Moraes determina que PGR opine sobre atuação de Bolsonaro em fake news das urnas

Caso decisão seja denunciar Bolsonaro, caberá à Câmara dos Deputados avaliar se autoriza a análise da denúncia pelo Supremo

O ministro do STF (Supremo Tribunal Federal), Alexandre de Moraes, determinou nesta segunda-feira (14), que a PGR (Procuradoria-Geral da República) se manifeste, em 15 dias, sobre a atuação “direta e relevante” do presidente Jair Bolsonaro (PL) sobre produção e divulgação de fake news em torno das eleições deste ano.

A conclusão sobre o papel de Bolsonaro foi da PF (Polícia Federal).

Com a notificação, a PGR deve dizer se existem elementos ou não para denunciar o presidente da República.
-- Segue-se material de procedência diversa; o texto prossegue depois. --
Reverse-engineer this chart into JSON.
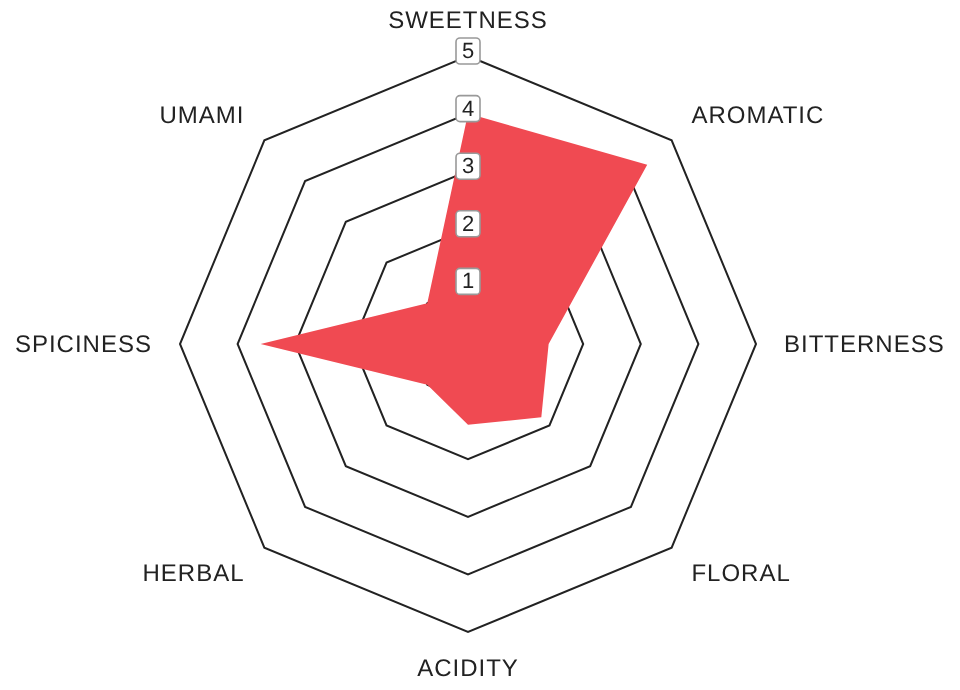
{
  "chart_data": {
    "type": "radar",
    "categories": [
      "SWEETNESS",
      "AROMATIC",
      "BITTERNESS",
      "FLORAL",
      "ACIDITY",
      "HERBAL",
      "SPICINESS",
      "UMAMI"
    ],
    "series": [
      {
        "color": "#f04a52",
        "values": [
          4,
          4.4,
          1.4,
          1.8,
          1.4,
          1,
          3.6,
          1
        ]
      }
    ],
    "ylim": [
      0,
      5
    ],
    "yticks": [
      1,
      2,
      3,
      4,
      5
    ],
    "grid": true,
    "legend": false
  }
}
E, se é o caso de estender as investigações ou se há a recomendação do arquivamento do processo.

Caso a decisão seja denunciar Bolsonaro, caberá à Câmara dos Deputados avaliar se autoriza a análise da denúncia pelo Supremo. Se o STF for autorizado e entender a denúncia como cabível, o chefe do Poder Executivo pode se tornar réu na Corte pela conduta.
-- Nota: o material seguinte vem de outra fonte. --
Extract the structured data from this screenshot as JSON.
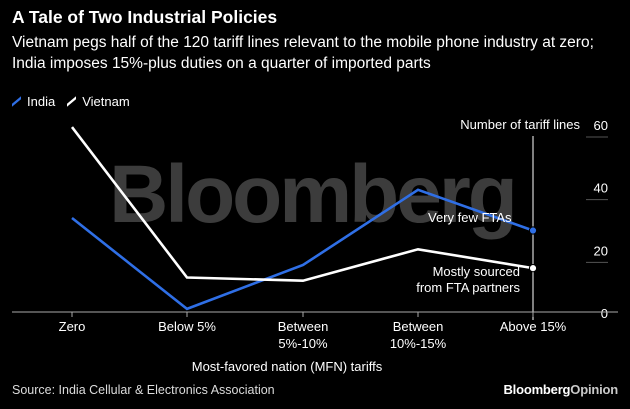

Além disso, Moraes também decidiu autorizar a PF a utilizar, no inquérito das milícias digitais, provas sobre a ‘live’ em que Bolsonaro distorceu informações sobre as urnas eletrônicas.

Os dados também deverão ser enviados para o TSE (Tribunal Superior Eleitoral), que abriu inquérito administrativo para apurar os ataques.

ENTENDA O CASO

A PF concluiu que o Bolsonaro agiu deliberadamente para promover desinformação sobre o sistema eletrônico de votação.
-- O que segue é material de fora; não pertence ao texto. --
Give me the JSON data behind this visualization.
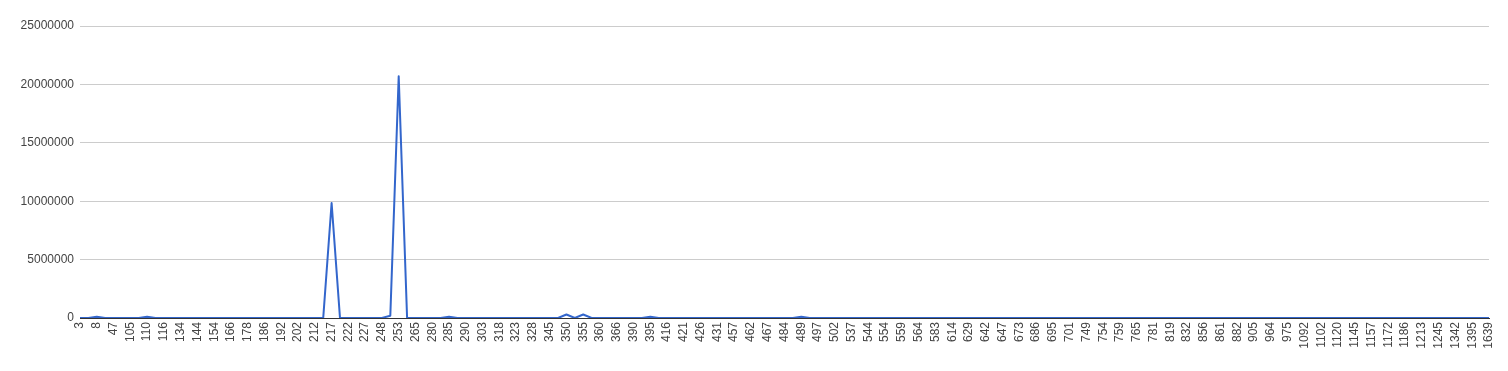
{
  "chart_data": {
    "type": "line",
    "categories": [
      "3",
      null,
      "8",
      null,
      "47",
      null,
      "105",
      null,
      "110",
      null,
      "116",
      null,
      "134",
      null,
      "144",
      null,
      "154",
      null,
      "166",
      null,
      "178",
      null,
      "186",
      null,
      "192",
      null,
      "202",
      null,
      "212",
      null,
      "217",
      null,
      "222",
      null,
      "227",
      null,
      "248",
      null,
      "253",
      null,
      "265",
      null,
      "280",
      null,
      "285",
      null,
      "290",
      null,
      "303",
      null,
      "318",
      null,
      "323",
      null,
      "328",
      null,
      "345",
      null,
      "350",
      null,
      "355",
      null,
      "360",
      null,
      "366",
      null,
      "390",
      null,
      "395",
      null,
      "416",
      null,
      "421",
      null,
      "426",
      null,
      "431",
      null,
      "457",
      null,
      "462",
      null,
      "467",
      null,
      "484",
      null,
      "489",
      null,
      "497",
      null,
      "502",
      null,
      "537",
      null,
      "544",
      null,
      "554",
      null,
      "559",
      null,
      "564",
      null,
      "583",
      null,
      "614",
      null,
      "629",
      null,
      "642",
      null,
      "647",
      null,
      "673",
      null,
      "686",
      null,
      "695",
      null,
      "701",
      null,
      "749",
      null,
      "754",
      null,
      "759",
      null,
      "765",
      null,
      "781",
      null,
      "819",
      null,
      "832",
      null,
      "856",
      null,
      "861",
      null,
      "882",
      null,
      "905",
      null,
      "964",
      null,
      "975",
      null,
      "1092",
      null,
      "1102",
      null,
      "1120",
      null,
      "1145",
      null,
      "1157",
      null,
      "1172",
      null,
      "1186",
      null,
      "1213",
      null,
      "1245",
      null,
      "1342",
      null,
      "1395",
      null,
      "1639"
    ],
    "series": [
      {
        "color": "#3366cc",
        "values": [
          0,
          0,
          100000,
          0,
          0,
          0,
          0,
          0,
          100000,
          0,
          0,
          0,
          0,
          0,
          0,
          0,
          0,
          0,
          0,
          0,
          0,
          0,
          0,
          0,
          0,
          0,
          0,
          0,
          0,
          0,
          9850000,
          0,
          0,
          0,
          0,
          0,
          0,
          200000,
          20700000,
          0,
          0,
          0,
          0,
          0,
          100000,
          0,
          0,
          0,
          0,
          0,
          0,
          0,
          0,
          0,
          0,
          0,
          0,
          0,
          300000,
          0,
          300000,
          0,
          0,
          0,
          0,
          0,
          0,
          0,
          100000,
          0,
          0,
          0,
          0,
          0,
          0,
          0,
          0,
          0,
          0,
          0,
          0,
          0,
          0,
          0,
          0,
          0,
          100000,
          0,
          0,
          0,
          0,
          0,
          0,
          0,
          0,
          0,
          0,
          0,
          0,
          0,
          0,
          0,
          0,
          0,
          0,
          0,
          0,
          0,
          0,
          0,
          0,
          0,
          0,
          0,
          0,
          0,
          0,
          0,
          0,
          0,
          0,
          0,
          0,
          0,
          0,
          0,
          0,
          0,
          0,
          0,
          0,
          0,
          0,
          0,
          0,
          0,
          0,
          0,
          0,
          0,
          0,
          0,
          0,
          0,
          0,
          0,
          0,
          0,
          0,
          0,
          0,
          0,
          0,
          0,
          0,
          0,
          0,
          0,
          0,
          0,
          0,
          0,
          0,
          0,
          0,
          0,
          0,
          0,
          0
        ]
      }
    ],
    "ylim": [
      0,
      25000000
    ],
    "yticks": [
      0,
      5000000,
      10000000,
      15000000,
      20000000,
      25000000
    ],
    "grid": "y",
    "legend": false,
    "marker": "none",
    "line_style": "solid"
  }
}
A afirmação consta no relatório final do inquérito sobre a ‘live’ realizada por Bolsonaro dia 29 de julho de 2021, transmitida simultaneamente pelas redes sociais e pela TV Brasil, para questionar a segurança das urnas.

O documento foi enviado ao STF pela delegada federal Denisse Dias Rosas.

“Este inquérito permitiu identificar atuação direta e relevante do Exmo. Sr. Presidente da República Jair Messias Bolsonaro na promoção da ação de desinformação”, está escrito num trecho do relatório.

A PF sugere que o presidente seja investigado no inquérito das milícias digitais – o mesmo que pegou o blogueiro bolsonarista Allan dos Santos e o ex-deputado Roberto Jefferson (PTB). A delegada ainda propõe o envio do caso para a CGU (Controladoria-Geral da União) e para o MPF (Ministério Público Federal).

‘TEORIA CONSPIRATÓRIA’

Depois de ouvir os envolvidos na organização da ‘live’, incluindo o ministro da Justiça e Segurança Pública, Anderson Torres, o ministro da Secretaria-Geral da Presidência, Luiz Eduardo Ramos, e o diretor da Abin (Agência Brasileira de Inteligência), Alexandre Ramagem, a PF entendeu que o processo de preparação foi feito de “maneira enviesada” para promover “teoria conspiratória”.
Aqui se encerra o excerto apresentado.